The eighth-largest country in the world, Argentina is home to 44 million people. Since 2003, it has also been home to the K42 Adventure Marathon – and in 2019 will play host to the World Mountain Running Championships.
If you want to get an idea of how seriously the residents of Patagonia take the Salomon K42, check out this video “Salomon K42 Adventure Marathon anfitriona del Mundial de Montaña 2019“. While hyping up the 2019 installment, footage is shown of deep blue waters and pristine mountains – as well as blinding snow and hellacious downslopes. “Do you want to show who you are?” the clip teases as if daring participants to sign up. “Do you want to honor your country, your people?”
Of course you do. The only problem is, so do athletes from Uruguay, Ecuador, Chile, Peru, and too many other homelands to count. So the end result is an annual race that has dozens upon dozens of runners out of the starting gate, but precious few at the finish line.
This year’s festivities take place November 12-17, with a flower ceremony in beautiful San Martin Square awaiting those who earn medals. Organizers are expecting some 2000 runners (a substantial increase over the 345 they attracted in their 2003 inaugural race), with about 60 percent running the 42km and the rest selecting the shorter but no less important 15km.
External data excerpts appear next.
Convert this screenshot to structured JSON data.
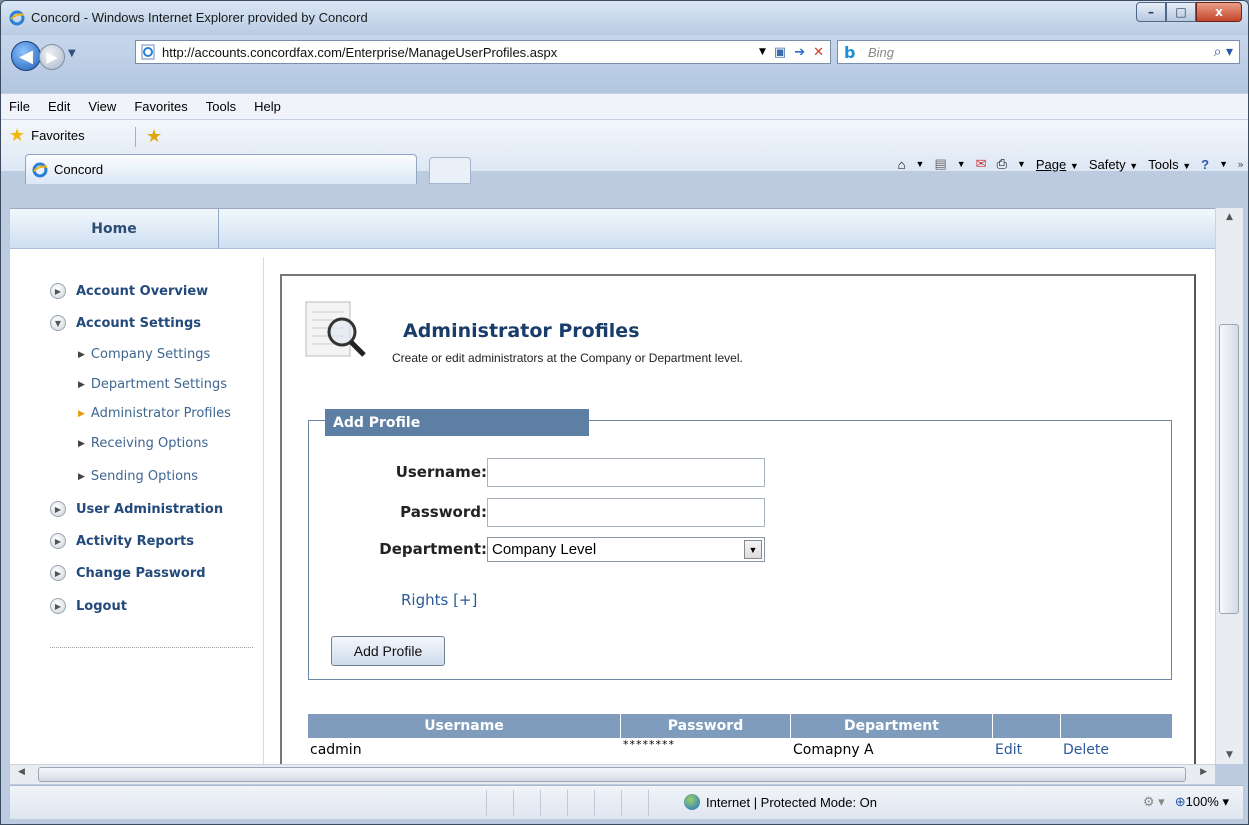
{
  "window": {
    "title": "Concord - Windows Internet Explorer provided by Concord",
    "controls": [
      "–",
      "□",
      "x"
    ]
  },
  "address": {
    "url": "http://accounts.concordfax.com/Enterprise/ManageUserProfiles.aspx",
    "search_placeholder": "Bing"
  },
  "menu": [
    "File",
    "Edit",
    "View",
    "Favorites",
    "Tools",
    "Help"
  ],
  "favorites": {
    "label": "Favorites"
  },
  "tab": {
    "label": "Concord"
  },
  "commandbar": {
    "page": "Page",
    "safety": "Safety",
    "tools": "Tools"
  },
  "page": {
    "home_tab": "Home",
    "sidebar": {
      "account_overview": "Account Overview",
      "account_settings": "Account Settings",
      "company_settings": "Company Settings",
      "department_settings": "Department Settings",
      "administrator_profiles": "Administrator Profiles",
      "receiving_options": "Receiving Options",
      "sending_options": "Sending Options",
      "user_administration": "User Administration",
      "activity_reports": "Activity Reports",
      "change_password": "Change Password",
      "logout": "Logout"
    },
    "header": {
      "title": "Administrator Profiles",
      "subtitle": "Create or edit administrators at the Company or Department level."
    },
    "form": {
      "legend": "Add Profile",
      "username_label": "Username:",
      "password_label": "Password:",
      "department_label": "Department:",
      "department_value": "Company Level",
      "rights_link": "Rights [+]",
      "add_button": "Add Profile"
    },
    "table": {
      "headers": [
        "Username",
        "Password",
        "Department",
        "",
        ""
      ],
      "rows": [
        {
          "username": "cadmin",
          "password": "********",
          "department": "Comapny A",
          "edit": "Edit",
          "delete": "Delete"
        }
      ]
    }
  },
  "status": {
    "zone": "Internet | Protected Mode: On",
    "zoom": "100%"
  }
}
“You will travel to the bottom of South America, to walk in the footprints that the greatest athletes of the world have already left,” touts the video, showing clips of entrants splashing across streams and hesitantly navigating steep terrain. “A footprint that knows about sufferings and feats. A footprint that will remain in history.”
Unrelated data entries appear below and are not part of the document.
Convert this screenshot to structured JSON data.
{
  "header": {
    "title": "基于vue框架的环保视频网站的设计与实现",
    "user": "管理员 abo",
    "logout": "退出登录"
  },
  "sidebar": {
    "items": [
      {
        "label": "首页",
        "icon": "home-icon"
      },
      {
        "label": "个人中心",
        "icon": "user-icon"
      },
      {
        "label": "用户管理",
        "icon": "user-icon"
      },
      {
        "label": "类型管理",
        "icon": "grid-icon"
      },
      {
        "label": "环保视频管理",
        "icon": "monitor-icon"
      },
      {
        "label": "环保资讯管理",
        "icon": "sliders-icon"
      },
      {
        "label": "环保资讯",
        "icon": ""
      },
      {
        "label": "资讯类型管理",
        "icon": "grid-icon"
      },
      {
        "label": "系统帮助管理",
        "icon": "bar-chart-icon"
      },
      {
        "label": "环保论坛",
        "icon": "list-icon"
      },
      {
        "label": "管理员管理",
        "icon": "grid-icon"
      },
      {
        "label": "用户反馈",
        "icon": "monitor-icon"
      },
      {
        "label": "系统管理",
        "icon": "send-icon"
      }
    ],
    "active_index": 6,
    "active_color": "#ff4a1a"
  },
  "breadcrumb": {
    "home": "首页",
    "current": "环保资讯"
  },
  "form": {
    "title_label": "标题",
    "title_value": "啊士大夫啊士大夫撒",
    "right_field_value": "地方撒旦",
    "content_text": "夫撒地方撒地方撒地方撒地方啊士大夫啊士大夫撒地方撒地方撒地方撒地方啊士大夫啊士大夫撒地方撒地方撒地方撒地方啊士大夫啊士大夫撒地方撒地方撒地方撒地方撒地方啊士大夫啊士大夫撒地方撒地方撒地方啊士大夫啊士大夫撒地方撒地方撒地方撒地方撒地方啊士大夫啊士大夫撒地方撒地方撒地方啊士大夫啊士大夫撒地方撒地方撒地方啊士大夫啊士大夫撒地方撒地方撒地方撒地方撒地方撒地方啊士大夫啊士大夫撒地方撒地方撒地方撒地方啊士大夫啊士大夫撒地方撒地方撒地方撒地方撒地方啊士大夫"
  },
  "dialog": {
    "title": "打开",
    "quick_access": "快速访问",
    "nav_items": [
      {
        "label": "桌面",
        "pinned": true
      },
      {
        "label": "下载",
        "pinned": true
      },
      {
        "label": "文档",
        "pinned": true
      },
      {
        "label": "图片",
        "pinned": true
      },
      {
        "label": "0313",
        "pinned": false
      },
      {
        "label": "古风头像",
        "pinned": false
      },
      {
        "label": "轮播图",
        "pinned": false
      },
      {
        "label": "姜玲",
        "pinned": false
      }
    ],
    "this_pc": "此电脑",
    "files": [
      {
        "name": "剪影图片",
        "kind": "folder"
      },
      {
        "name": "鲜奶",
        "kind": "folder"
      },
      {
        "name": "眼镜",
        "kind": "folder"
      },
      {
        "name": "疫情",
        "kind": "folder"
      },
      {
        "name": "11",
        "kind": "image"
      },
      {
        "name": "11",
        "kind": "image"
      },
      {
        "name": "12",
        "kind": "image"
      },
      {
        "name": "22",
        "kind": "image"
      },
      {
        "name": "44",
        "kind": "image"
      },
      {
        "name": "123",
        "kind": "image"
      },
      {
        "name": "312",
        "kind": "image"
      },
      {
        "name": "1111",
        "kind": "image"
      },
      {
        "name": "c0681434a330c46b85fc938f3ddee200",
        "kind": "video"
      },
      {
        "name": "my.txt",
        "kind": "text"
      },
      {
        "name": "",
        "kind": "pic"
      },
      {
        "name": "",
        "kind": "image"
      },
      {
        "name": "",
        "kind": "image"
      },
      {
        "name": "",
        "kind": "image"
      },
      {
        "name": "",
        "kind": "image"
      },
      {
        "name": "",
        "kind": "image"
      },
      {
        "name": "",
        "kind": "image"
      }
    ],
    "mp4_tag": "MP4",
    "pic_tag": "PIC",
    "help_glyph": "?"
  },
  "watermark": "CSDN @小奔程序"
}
Sure enough, over the years such elite runners as Kilian Jornet, Miguel Heras, Luis Alberto Hernando, Oihana Kortazar and Zaid Ait Malek have left their footprint in Argentina. Perhaps the most beloved K42 athlete (locally speaking, at least) is Cristian Mohamed from Mendoza, Argentina – who won the 2009 and 2011 K42 Adventure Marathons, then returned for last year’s edition to triumphantly take the title back to its country of origin (after six years of foreign winners including Heras, Francisco Pino and Marco de Gasperi).
“I ran the first six kilometers with the Italian,” Mohamed said after the race of Bernard Dematteis, another K42 favorite. “But it was going at a pace that we would not be able to sustain. I knew that the race begins in the climb to Bayo, in the Raizal and I took care until there.”
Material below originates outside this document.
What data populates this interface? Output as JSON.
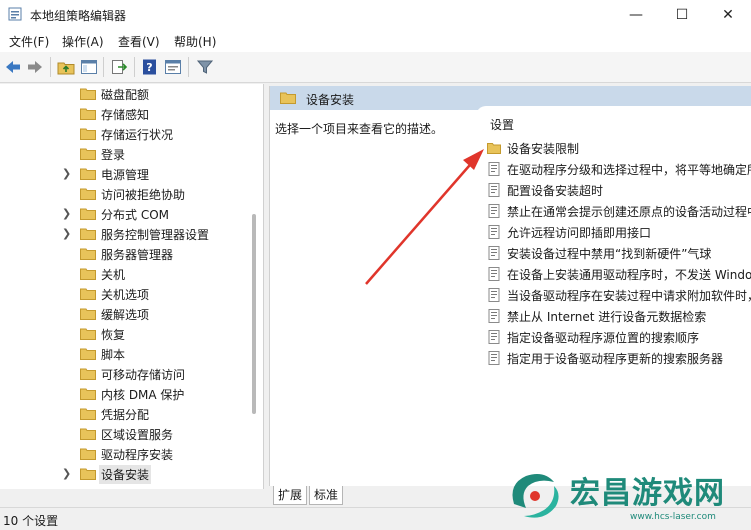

Echoing that sentiment was 2018 women’s champion Ragna Debats, a formidable Spanish Dutch runner who similarly conserved her energy for the latter part of the race. “It’s a very demanding race,” she said of the K42. “[I had to be] conservative because I knew that the second part was demanding.”
So, what can this year’s runners expect? A good road map is provided by Sarah Lavender Smith, a long-distance runner, mom and author who wrote extensively about her 2009 run on her blog “An Adventure Marathon” in Argentina’s Lake District Lives Up to the Hype“, calling it “epic” and “unforgettable.”
“The Salomon K42 calls itself an ‘Adventure Marathon,’ but I didn’t expect its course or my experience on it to go to such extremes,” she writes, citing her marathon resume. “Suffice to say I was reminded that it’s best to expect the unexpected and prepare for any and everything that the course might deliver.”
While fondly describing “that magical, crazy day when I traversed a peak in the Andes overlooking lakes and ski towns,” Smith bluntly recalls the dangers of mountain running.
“I was grasping at branches of shrubs that lined a narrow chute of mud and snow on a stretch of trail that seemed as steep and slippery as a wet playground slide,” she recalls. “At one point I had to scramble to the side to avoid being toppled by a guy who lost his grip and came skidding butt-first toward me.”
Beginning in the town, racers are given a powerful push-off via shouts of encouragement from the supportive community. Within moments, however, the Patagonian primeval forest blankets participants in near silence – broken only, no doubt, by the rhythm of their breathing. After a loop of going up and down throughout the forest, on single trails that seem to weave between untouched natural beauty, runners begin making their way up to the base of Cerro Bayo ski station – the point where the contenders are often separated from the pretenders.
Check points offer food and drink, while icy rivers reward those who splash through them with enough cold water to revitalize the legs. Then comes the vertical path named RAIZAL II, as forest turns to snow and the threats evolve along with it. At some point, you view La Angostura down below, then begin the downhill descent, back into the forest and through curves and countercurves that would offer a fun rollercoaster ride – if your muscles weren’t on fire by this point. It all ends back in the town, with cheers on the main avenue.
Who will survive this year to see that celebration? Who will enjoy the hot stew and celebratory party with a medal on their chest? Once again, the time has come for the hype to fade away – and the athletes to start moving their feet.